A chalkboard sign shows the rules for harvesting ramps sustainably.
Are wild ramps a sustainable crop?

Ramps are another of his obsessions, and he’s been selling them at Union Square for 33 years, making him probably the earliest one to do so. Bishop stands behind a table full of them neatly arranged, roots outward, and hawks them like a country evangelist, wearing a mask and gesturing with both blue-gloved hands. He engages customers in conversation and repartee, but mainly explains how he harvests them sustainably. Ramps are one of those products that farmers don’t grow and don’t pay for; they forage them, often on public lands.

A few years ago, the New York Times published an expose about how the city slickers’ passion for ramps had caused some greedy farmers to over-pick, leading to vast barren patches of swampland where the wild plant might never come back. In addition to his spiel on how ramps should be harvested, a chalkboard stands in front of Bishop’s table, furnishing the same info. I buy a bunch for $5, which consists of 12 or so plants, damp soil still clinging to their roots.

A dozen small plants for a fiver doesn’t sound like a great deal, but it really is, because one ramp goes a long way. I peddle home on my bike and began using them right away, because ramps don’t keep; they’re weeds, after all. As soon as I get home, I clean them by removing the top layer of skin from the bulb and cutting off the roots. A quick rinse, a pat dry, and a wrap in a paper towel, then placement inside a plastic bag complete the preparation. They keep longer when refrigerated.

Here are some things to do with ramps:

1. Take two plants, mince the bulbs and julienne the leaves, then soak them in a couple of tablespoons of olive oil. Add salt and whip in a smaller amount of vinegar to make a thick ramp vinaigrette.

2. Use them directly in soups (chicken rice and tortilla soups the ones I’ve tried) to give the soup a wallop of flavor.

3. Sautee the minced bulbs in butter, scramble in some eggs, and add the shredded leaves as the eggs are just beginning to set.

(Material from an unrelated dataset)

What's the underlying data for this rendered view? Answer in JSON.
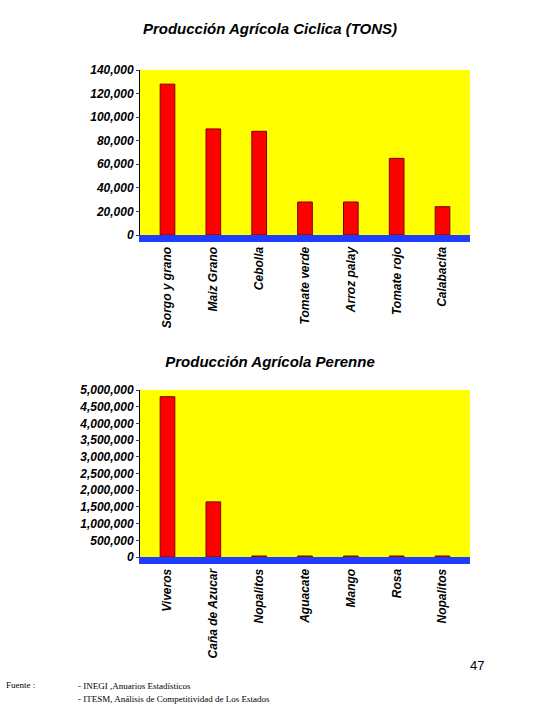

4. Blend the whole plant with pine nuts, grated parmesan, salt, and olive oil to make a ramp pesto.

The result may not quite equal the excitement of seeing ramps on a restaurant menu, but the flavors can still bring a splash of spring into isolation.

Two glass dishes with olive oil and cider vinegar, ramps and salt.
Use a pair of ramps to make a vinaigrette, with olive oil, cider vinegar, and sea salt.